New measures to bolster growth are expected to include steps to increase the firepower of the European Investment Bank (EIB), make more flexible use of EU structural aid funds and so-called “project bonds” to fund investment in infrastructure projects like highways, bridges and energy networks.
A Franco-German deal could be rubber-stamped at a summit of EU leaders in Brussels in late June. But few economists believe the pact will make much of a difference for countries on Europe’s hard-hit southern periphery.
Nor do they think Hollande can afford to weaken France’s own commitment to deficit reduction or jeopardise its relationship with Germany by pushing for bolder steps considered taboo in Berlin, like joi nt euro zone bonds, big stimulus programmes or delays in meeting fiscal targets.
“Germany remains the political and economic hegemon in the euro zone. This is a point that Hollande will at some point have to come to terms with,” Eurasia analysts wrote.
“What we are most likely to see is a flurry of announcements and initiatives, none of which will make a serious impact on short or medium-term growth prospects.”

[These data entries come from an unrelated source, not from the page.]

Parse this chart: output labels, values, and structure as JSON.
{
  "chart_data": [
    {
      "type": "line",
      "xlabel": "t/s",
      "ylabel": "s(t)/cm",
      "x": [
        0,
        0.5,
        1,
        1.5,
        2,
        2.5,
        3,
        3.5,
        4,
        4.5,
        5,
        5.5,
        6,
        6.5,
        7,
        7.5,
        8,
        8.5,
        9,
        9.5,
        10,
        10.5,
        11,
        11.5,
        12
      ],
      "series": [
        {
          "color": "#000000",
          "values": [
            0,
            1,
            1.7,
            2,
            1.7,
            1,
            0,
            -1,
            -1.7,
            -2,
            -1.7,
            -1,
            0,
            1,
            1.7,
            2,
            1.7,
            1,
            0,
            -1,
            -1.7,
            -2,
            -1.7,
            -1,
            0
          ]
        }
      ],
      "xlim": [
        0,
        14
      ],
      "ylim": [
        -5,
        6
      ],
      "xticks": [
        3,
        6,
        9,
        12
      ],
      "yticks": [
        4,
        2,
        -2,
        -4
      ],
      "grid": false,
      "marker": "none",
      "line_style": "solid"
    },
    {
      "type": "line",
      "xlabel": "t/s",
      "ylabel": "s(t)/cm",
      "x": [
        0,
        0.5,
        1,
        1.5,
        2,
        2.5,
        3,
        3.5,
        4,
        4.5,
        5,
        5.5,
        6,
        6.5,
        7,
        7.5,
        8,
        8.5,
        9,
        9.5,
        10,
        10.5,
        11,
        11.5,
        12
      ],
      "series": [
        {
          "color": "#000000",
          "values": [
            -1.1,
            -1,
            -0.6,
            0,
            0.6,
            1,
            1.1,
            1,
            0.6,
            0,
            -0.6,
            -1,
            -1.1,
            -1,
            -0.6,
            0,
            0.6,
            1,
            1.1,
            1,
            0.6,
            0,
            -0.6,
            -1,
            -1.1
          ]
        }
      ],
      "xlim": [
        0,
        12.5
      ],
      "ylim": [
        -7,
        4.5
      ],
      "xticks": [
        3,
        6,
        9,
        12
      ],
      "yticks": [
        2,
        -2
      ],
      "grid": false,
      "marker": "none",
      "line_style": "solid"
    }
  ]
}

That would increase the odds of a backlash that could stir popular unrest that Europe’s policymakers cannot control.
In Greece, the country where the crisis first erupted in 2009, voters punished the parties that have dominated politics for decades.
New Democracy and PASOK, the only parties that support the EU/IMF bailouts that have helped Greece avert bankruptcy, looked set to secure well under 40 per cent of the vote together, and may struggle to form a parliamentary majority.
Extreme parties on the left and right scored unprecedented gains, in a pattern that has repeated itself in elections across Europe.
At the very least, Greece seems likely to face weeks of political uncertainty. Next month, parliament must approve over 11 billion euros in new spending cuts for 2013 and 2014 if the country to receive its latest aid tranche.
“Before the elections, we had pointed to a 40 per cent risk that the flow of support to Greece may stop and Greece may thus be forced to exit the euro later this year,” said Holger Schmieding, chief economist at Berenberg Bank. “The exit polls suggest that the risk has certainly not decreased.”
European leaders signaled at a G20 summit in Nice last November that they would be prepared to allow Greece to leave the bloc if the Greek people refused to support the conditions of their bailout.
And German Finance Minister Wolfgang Schaeuble hinted at a possible euro exit on Friday, saying that Greece would have to “bear the consequences” if it did not elect a government ready to comply with the demands of its international lenders.
But an exit of any member would be a humiliating setback for the currency bloc and as there is no legal mechanism for a country to leave, the obstacles are high. A Greek exit would also set a dangerous precedent as markets could quickly bet on another country leaving.
That means a Greek departure is unlikely to happen soon, even if an angry electorate appeared to reject the policies that have kept the country on life-support and in the euro zone.
“I think it’s very hard to see how Greece can stay in the euro in the long run. It’s the only country where there are no signs that the medicine is working,” said Grant of CER. “But even if Greece wanted to leave it would take a very long time.”